News

Aerial port Airmen all return from Senegal

  • Published
  • By Sandra Pishner
  • 446th Airlift Wing Public Affairs
After three months supporting efforts to contain the Ebola virus in West Africa, all McChord Airmen deployed to Dakar, Senegal have returned.

Sixteen Airmen from the Air Force Reserve's 36th and 86th Aerial Port Squadrons, and two from the 62nd Aerial Port Squadron, Joint Base Lewis-McChord, Washington, were integrated with the 787th Air Expeditionary Squadron, which included the 39th Airlift Squadron from Dyess Air Force Base, Texas and its C-130 Hercules.

Aircraft from the 37th Airlift Squadron, of Ramstein Air Base, Germany, and Total Force C-130s assigned to the 787th Air Expeditionary Squadron in Dakar, Senegal, flew 114 missions, transporting more than 1,000 passengers and nearly 1,750 tons of cargo including food, water and medical supplies.

U.S. military efforts entailed logistics expertise, training and engineering support.  U.S. Africa Command had established a regional intermediate staging base to facilitate and expedite the transportation of equipment, supplies and personnel.

The McChord Airmen worked to offload cargo arriving in Senegal by larger aircraft such as the C-17 and 747 aircraft.

"We were an intermediate staging base and we transferred supplies via C-130 from the Dakar, Senegal airport down to Monrovia," said Tech. Sgt. Dan, 36th APS. "They would bring it into our place in the big birds, like the 747, KC-10, C-17s and we'd break it down and put it in the C-130s and send it down range."

Air Mobility Command units from across the U.S. supported the operation using C-17, C-130, KC-10 and contracted aircraft. Together AMC's units moved nearly 5,500 passengers and roughly 8,700 tons of cargo.

Many of those 5,500 passengers were processed and manifested by Master Sgt. Shauna Cross, 86th APS.

"My primary job was passenger services.  So we moved passengers in and out of mostly Liberia. We would get Army personnel in and sometimes they would stay overnight.  And we had patients from Liberia fly into Dakar, swap missions and we would provide food and water and make sure they stayed on the aircraft," said Cross.

Those patients however, were not Ebola patients.  They were troops who were ill or injured for a variety of reasons.

"Because they were coming from Liberia where there was an outbreak of Ebola, they remained sort of quarantined on the aircraft. A doc would go out to the aircraft to clear them as a precaution; once he cleared them we would go out to the aircraft.  They would have a three to four hour ground time and they couldn't leave the aircraft.  We would take what water and MREs we had out to them, though we didn't have much," said Cross.

Most of the cargo flowing through Dakar, Senegal was medical supplies and food and water.

"Lots of pallets of medical supplies and PPE (personal protection equipment)," said Master Sgt.

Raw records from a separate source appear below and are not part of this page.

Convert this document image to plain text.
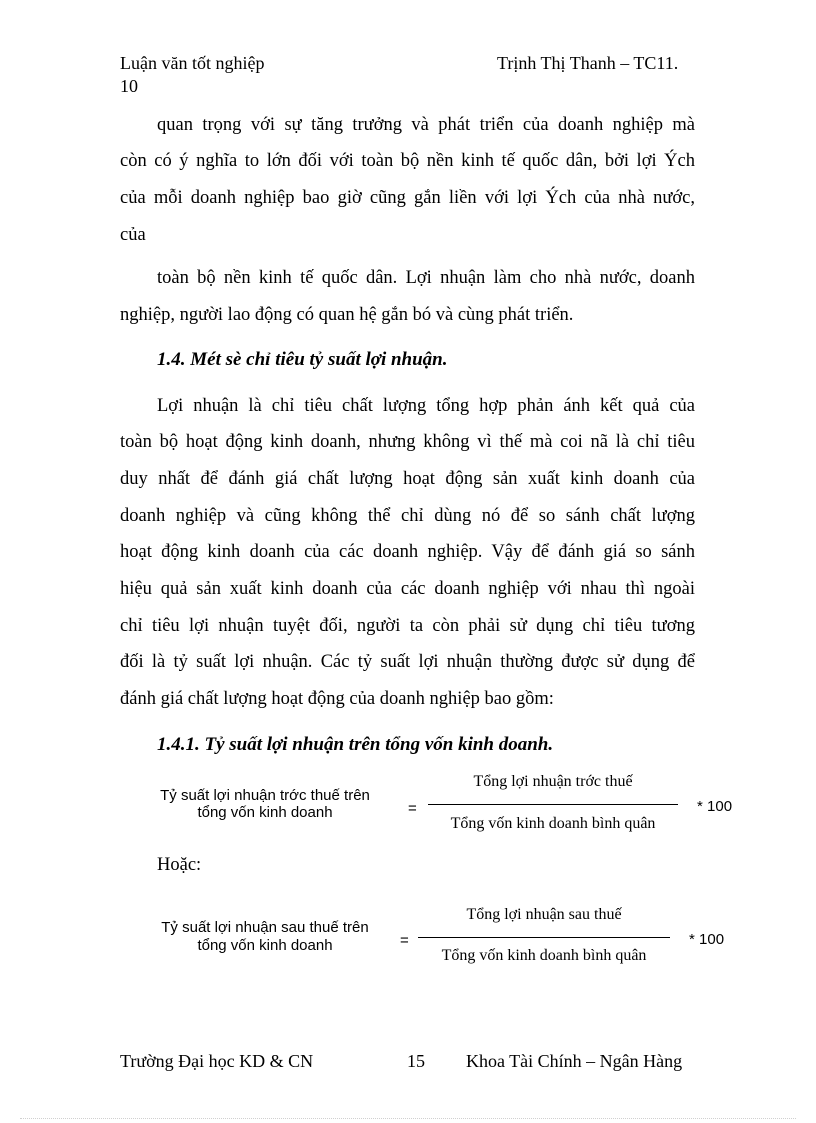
Luận văn tốt nghiệp	Trịnh Thị Thanh – TC11.
10
quan trọng với sự tăng trưởng và phát triển của doanh nghiệp mà
còn có ý nghĩa to lớn đối với toàn bộ nền kinh tế quốc dân, bởi lợi Ých
của mỗi doanh nghiệp bao giờ cũng gắn liền với lợi Ých của nhà nước,
của
toàn bộ nền kinh tế quốc dân. Lợi nhuận làm cho nhà nước, doanh
nghiệp, người lao động có quan hệ gắn bó và cùng phát triển.
1.4. Mét sè chỉ tiêu tỷ suất lợi nhuận.
Lợi nhuận là chỉ tiêu chất lượng tổng hợp phản ánh kết quả của
toàn bộ hoạt động kinh doanh, nhưng không vì thế mà coi nã là chỉ tiêu
duy nhất để đánh giá chất lượng hoạt động sản xuất kinh doanh của
doanh nghiệp và cũng không thể chỉ dùng nó để so sánh chất lượng
hoạt động kinh doanh của các doanh nghiệp. Vậy để đánh giá so sánh
hiệu quả sản xuất kinh doanh của các doanh nghiệp với nhau thì ngoài
chỉ tiêu lợi nhuận tuyệt đối, người ta còn phải sử dụng chỉ tiêu tương
đối là tỷ suất lợi nhuận. Các tỷ suất lợi nhuận thường được sử dụng để
đánh giá chất lượng hoạt động của doanh nghiệp bao gồm:
1.4.1. Tỷ suất lợi nhuận trên tổng vốn kinh doanh.
Tỷ suất lợi nhuận trớc thuế trên
tổng vốn kinh doanh	=
Tổng lợi nhuận trớc thuế
Tổng vốn kinh doanh bình quân
* 100
Hoặc:
Tỷ suất lợi nhuận sau thuế trên
tổng vốn kinh doanh	=
Tổng lợi nhuận sau thuế
Tổng vốn kinh doanh bình quân
* 100
Trường Đại học KD & CN	15 Khoa Tài Chính – Ngân Hàng
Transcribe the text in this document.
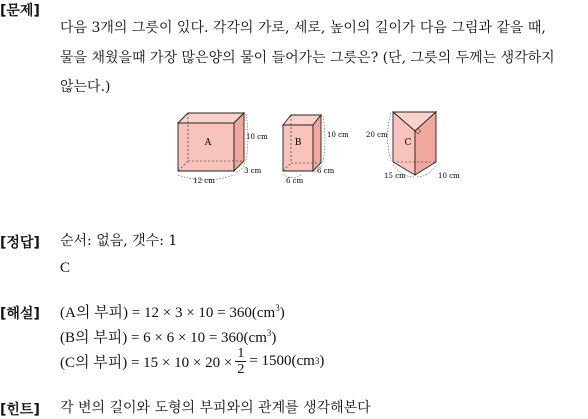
[문제]
다음 3개의 그릇이 있다. 각각의 가로, 세로, 높이의 길이가 다음 그림과 같을 때,
물을 채웠을때 가장 많은양의 물이 들어가는 그릇은? (단, 그릇의 두께는 생각하지
않는다.)
A
12 cm
3 cm
10 cm
B
6 cm
6 cm
10 cm
C
20 cm
15 cm	10 cm
[정답] 순서: 없음, 갯수: 1
C
[해설] (A의 부피) = $12 \times 3 \times 10 = 360(cm^3)$
(B의 부피) = $6 \times 6 \times 10 = 360(cm^3)$
(C의 부피) = $15 \times 10 \times 20 \times \frac{1}{2} = 1500(cm$ 3 )
[힌트] 각 변의 길이와 도형의 부피와의 관계를 생각해본다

Kyle Schnell, 86th APS.  "My job was to take the cargo we got from stateside and coordinate and plan how to get that cargo downrange.  Two C-130s would run shuttles down to Liberia with the cargo.  Larger aircraft would drop off cargo and we would plan it onto the C-130s to shuttle down to Liberia."

On Jan. 25, President Barack Obama approved a plan formulated by USAID, the U.S. government lead in West Africa, and the Defense Department to transition the Liberia-based Operation United Assistance to civilians and international organizations working there.

"DoD personnel are coming home, but the United States is not leaving West Africa," defense officials said. "The U.S. government civilian-led response will grow in size and number in the weeks ahead, and continue the fight against Ebola."

Of the 2,800 troops deployed, about 1,500 are already back in the United States, and nearly all of those remaining will return home by April 30.  (Cheryl Pellerin DoD News, Defense Media Activity, contributed to this report).